O intercâmbio terminou com um dia de congresso, o 14th Lovah Congress, em Den Bosch, onde foi possível assistir a duas sessões plenárias com sistema de tradução e diversos workshops em inglês. Abordaram-se temas pertinentes, atuais e até algo incomuns, como tráfico humano, doenças infeciosas comuns nas comunidades migrantes, medicina sustentável, arte e reflexões acerca de identidade de género.

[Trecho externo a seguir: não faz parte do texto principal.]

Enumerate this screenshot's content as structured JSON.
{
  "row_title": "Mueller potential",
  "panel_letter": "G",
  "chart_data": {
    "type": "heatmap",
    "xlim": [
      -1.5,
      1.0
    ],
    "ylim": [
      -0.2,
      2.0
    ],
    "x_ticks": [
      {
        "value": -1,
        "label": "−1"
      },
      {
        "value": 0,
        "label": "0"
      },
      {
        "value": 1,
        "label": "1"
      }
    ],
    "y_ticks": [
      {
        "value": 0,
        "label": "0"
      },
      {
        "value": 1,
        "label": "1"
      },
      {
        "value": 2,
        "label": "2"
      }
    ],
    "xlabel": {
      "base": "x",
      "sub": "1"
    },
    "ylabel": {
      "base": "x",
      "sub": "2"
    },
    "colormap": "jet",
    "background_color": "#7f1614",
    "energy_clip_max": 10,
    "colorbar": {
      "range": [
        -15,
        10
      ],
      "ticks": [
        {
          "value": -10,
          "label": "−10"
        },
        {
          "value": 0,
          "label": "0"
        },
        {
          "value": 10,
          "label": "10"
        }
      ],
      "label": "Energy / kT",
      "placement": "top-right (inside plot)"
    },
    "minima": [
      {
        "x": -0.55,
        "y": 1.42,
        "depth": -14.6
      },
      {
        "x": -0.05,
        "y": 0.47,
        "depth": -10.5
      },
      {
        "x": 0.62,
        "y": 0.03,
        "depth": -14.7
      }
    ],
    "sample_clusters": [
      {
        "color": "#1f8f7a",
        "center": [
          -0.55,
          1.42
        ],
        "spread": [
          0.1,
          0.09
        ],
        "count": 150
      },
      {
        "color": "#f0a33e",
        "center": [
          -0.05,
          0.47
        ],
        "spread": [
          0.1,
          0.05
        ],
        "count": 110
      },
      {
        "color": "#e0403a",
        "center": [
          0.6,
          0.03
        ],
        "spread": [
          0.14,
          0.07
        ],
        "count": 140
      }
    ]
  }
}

Foi uma experiência verdadeiramente enriquecedora, tanto a nível cultural e pessoal, como a nível profissional, com uma vertente prática e técnico-científica. Acredito que a oportunidade de fazer um intercâmbio no estrangeiro será sempre uma mais-valia para um Médico Interno e, como tal, sinto-me grata e privilegiada por ter vivenciado este programa único. Conhecer a prática da Medicina Geral e Familiar noutro país e a troca de experiências e opiniões entre colegas de diferentes nacionalidades trará sempre reflexões acerca de aspetos mais positivos e mais negativos em cada uma das realidades. Consequentemente, com estas reflexões e análise crítica, poderemos implementar na nossa realidade o que de bom trazemos de outras e esperar deixar aquilo que de bom nós temos!